Erika Owens, director of OpenNews, wrote in an email that OpenNews does “factor accessibility into our planning and how we communicate with participants.”
In addition to planning accessible spaces for hearing impaired attendees, SRCCON also provides scholarships to attend events for free, childcare for parents who bring children and live transcription for about half of their sessions. In a similar service, ONA offers three different fellowships each year to attend the conference.
At SRCCON registration, attendees pick up lanyards and pins as part of their accessibility plan. The lanyards are color coded for photography privacy; green if it’s OK for a photo to be taken, yellow if you need to be asked first and red if you don’t want any photos taken.
Once attendees pick up their lanyard, they can choose a pronoun pin to wear. The first year SRCCON had these pins available, there was a sign telling people to take one and language around why someone would take a pin.
The following year there was an encouragement for everyone to take a pin in an email prior to the event. So many people took pins, SRCCON ran out.
If ONA were to offer such an item, Owens thinks, something similar could happen. ONA is a much larger conference than SRCCON.
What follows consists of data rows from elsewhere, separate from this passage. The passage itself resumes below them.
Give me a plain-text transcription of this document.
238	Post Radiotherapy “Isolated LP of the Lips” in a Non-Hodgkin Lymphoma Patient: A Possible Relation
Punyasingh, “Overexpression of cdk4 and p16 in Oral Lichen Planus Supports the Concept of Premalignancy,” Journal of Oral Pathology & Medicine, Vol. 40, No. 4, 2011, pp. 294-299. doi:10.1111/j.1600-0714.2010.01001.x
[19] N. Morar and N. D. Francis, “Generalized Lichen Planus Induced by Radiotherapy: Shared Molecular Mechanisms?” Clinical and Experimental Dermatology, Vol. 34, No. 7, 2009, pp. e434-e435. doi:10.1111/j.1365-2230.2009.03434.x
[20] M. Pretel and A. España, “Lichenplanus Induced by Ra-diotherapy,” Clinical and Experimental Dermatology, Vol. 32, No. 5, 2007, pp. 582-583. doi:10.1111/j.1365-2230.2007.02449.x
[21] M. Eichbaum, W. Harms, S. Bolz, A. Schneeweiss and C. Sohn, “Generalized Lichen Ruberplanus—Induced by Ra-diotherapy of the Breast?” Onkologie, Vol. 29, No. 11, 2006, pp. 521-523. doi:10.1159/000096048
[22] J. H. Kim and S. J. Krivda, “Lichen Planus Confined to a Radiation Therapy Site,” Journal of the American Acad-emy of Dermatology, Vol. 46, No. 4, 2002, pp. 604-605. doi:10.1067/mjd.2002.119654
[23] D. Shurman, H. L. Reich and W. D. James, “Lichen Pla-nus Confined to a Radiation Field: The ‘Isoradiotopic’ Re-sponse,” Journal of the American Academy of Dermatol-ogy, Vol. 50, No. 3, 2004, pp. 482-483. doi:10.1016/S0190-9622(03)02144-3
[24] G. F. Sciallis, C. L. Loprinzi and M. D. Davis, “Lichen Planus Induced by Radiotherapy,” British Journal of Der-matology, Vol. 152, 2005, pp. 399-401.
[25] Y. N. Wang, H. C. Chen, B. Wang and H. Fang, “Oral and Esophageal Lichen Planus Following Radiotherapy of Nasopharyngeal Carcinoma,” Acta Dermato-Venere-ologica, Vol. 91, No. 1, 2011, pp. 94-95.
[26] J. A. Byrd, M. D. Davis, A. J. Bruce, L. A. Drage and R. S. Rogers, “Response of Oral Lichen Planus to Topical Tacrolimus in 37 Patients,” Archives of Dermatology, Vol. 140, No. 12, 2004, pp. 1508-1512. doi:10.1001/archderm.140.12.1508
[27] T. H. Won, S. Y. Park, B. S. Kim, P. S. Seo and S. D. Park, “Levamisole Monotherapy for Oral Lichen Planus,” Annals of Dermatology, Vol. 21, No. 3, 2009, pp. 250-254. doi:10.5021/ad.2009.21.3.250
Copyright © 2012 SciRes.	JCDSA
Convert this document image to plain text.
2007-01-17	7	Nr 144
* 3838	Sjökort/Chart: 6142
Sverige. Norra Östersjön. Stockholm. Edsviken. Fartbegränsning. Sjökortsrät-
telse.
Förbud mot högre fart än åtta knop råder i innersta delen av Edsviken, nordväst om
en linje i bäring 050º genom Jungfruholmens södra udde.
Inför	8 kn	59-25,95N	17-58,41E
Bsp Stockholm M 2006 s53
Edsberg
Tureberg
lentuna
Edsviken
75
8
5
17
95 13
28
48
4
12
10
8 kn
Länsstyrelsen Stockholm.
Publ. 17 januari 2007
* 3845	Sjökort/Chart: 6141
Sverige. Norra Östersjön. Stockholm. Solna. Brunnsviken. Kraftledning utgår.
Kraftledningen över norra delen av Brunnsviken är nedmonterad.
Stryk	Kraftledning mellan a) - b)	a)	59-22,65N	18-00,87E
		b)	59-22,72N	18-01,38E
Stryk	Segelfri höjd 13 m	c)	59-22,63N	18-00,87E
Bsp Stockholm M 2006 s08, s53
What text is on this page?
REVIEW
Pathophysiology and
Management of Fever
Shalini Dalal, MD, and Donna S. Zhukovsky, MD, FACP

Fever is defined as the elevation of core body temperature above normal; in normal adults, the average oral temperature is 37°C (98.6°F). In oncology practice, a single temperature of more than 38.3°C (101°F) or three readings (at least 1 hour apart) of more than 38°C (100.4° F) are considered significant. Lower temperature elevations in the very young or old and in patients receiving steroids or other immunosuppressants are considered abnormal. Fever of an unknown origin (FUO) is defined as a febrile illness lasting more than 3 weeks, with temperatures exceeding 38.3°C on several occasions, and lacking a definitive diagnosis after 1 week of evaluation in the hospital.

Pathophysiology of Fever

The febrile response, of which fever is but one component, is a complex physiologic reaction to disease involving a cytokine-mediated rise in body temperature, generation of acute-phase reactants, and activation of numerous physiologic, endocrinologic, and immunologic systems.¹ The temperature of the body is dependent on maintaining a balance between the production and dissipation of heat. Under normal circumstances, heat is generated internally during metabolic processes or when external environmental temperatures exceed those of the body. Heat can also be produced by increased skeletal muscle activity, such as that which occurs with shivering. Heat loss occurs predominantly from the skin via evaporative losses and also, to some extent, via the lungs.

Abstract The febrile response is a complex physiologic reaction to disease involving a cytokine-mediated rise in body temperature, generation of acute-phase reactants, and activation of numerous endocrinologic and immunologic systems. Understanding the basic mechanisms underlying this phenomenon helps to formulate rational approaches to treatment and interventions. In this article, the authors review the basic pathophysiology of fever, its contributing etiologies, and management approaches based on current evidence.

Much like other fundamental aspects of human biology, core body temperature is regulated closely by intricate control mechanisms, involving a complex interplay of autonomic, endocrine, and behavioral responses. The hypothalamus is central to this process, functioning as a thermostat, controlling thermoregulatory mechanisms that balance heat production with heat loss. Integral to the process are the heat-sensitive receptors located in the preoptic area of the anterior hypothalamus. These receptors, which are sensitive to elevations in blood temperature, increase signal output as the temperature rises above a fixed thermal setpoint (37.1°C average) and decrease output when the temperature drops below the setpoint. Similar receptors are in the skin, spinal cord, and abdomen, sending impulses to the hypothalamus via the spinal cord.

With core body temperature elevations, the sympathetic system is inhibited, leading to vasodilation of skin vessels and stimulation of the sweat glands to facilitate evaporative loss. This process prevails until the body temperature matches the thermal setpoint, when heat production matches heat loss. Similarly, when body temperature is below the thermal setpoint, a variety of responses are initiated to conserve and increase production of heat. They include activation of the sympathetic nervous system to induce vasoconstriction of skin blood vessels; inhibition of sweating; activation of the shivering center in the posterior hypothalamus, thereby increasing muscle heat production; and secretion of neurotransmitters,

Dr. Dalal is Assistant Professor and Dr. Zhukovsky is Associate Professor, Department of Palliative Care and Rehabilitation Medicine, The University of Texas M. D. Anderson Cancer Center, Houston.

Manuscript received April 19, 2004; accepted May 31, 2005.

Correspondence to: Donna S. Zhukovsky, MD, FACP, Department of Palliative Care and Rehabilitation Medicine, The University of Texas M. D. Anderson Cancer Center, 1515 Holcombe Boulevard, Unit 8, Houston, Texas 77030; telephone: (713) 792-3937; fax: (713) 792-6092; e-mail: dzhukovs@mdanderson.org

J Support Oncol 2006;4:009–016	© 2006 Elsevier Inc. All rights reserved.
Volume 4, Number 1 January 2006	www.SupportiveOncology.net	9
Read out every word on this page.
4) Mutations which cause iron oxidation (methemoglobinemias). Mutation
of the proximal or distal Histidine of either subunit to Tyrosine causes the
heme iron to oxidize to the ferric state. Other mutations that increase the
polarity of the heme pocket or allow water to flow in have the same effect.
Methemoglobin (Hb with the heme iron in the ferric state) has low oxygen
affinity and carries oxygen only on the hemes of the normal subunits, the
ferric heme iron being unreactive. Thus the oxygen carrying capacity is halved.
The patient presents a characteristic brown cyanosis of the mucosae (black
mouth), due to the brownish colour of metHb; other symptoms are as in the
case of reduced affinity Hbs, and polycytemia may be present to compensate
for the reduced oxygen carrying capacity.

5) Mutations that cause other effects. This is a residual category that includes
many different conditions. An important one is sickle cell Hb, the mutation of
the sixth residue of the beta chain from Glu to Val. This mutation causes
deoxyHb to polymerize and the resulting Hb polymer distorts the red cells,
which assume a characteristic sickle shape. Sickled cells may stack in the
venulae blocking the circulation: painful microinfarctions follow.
“It’s all been an evolution” in terms of inclusion and accessibility, Owens said. For OpenNews, making SRCCON accessible has been largely values driven. They’ve also seen other conferences handling inclusion and documenting it, giving cues and tips to other groups for events.
Owens also notes that, especially with the transcription services, more than just hearing impaired people are taking advantage of it. “No one requested it, but once it was there people were like ‘Oh, that was really helpful!’”
What started as meeting disability needs has evolved into something bigger. Owens said it’s “cool how some of these offerings help one particular group but also help a lot of other folks, too.”
SRCCON is considerably smaller than ONA conferences, so Owens said “it’s understandable some things like free childcare might not be possible,” but providing information about childcare providers nearby could be helpful.
Overall, Owens knows there’s more everyone can do to be accessible and inclusive.
“What we as a society consider a disability or an accommodation is very subjective,” Owens said.
“Being conscious of those implicit biases about ability, being aware of how different access needs intersect, including people with disabilities in the planning and being explicit about these considerations in conference planning all seem critical.”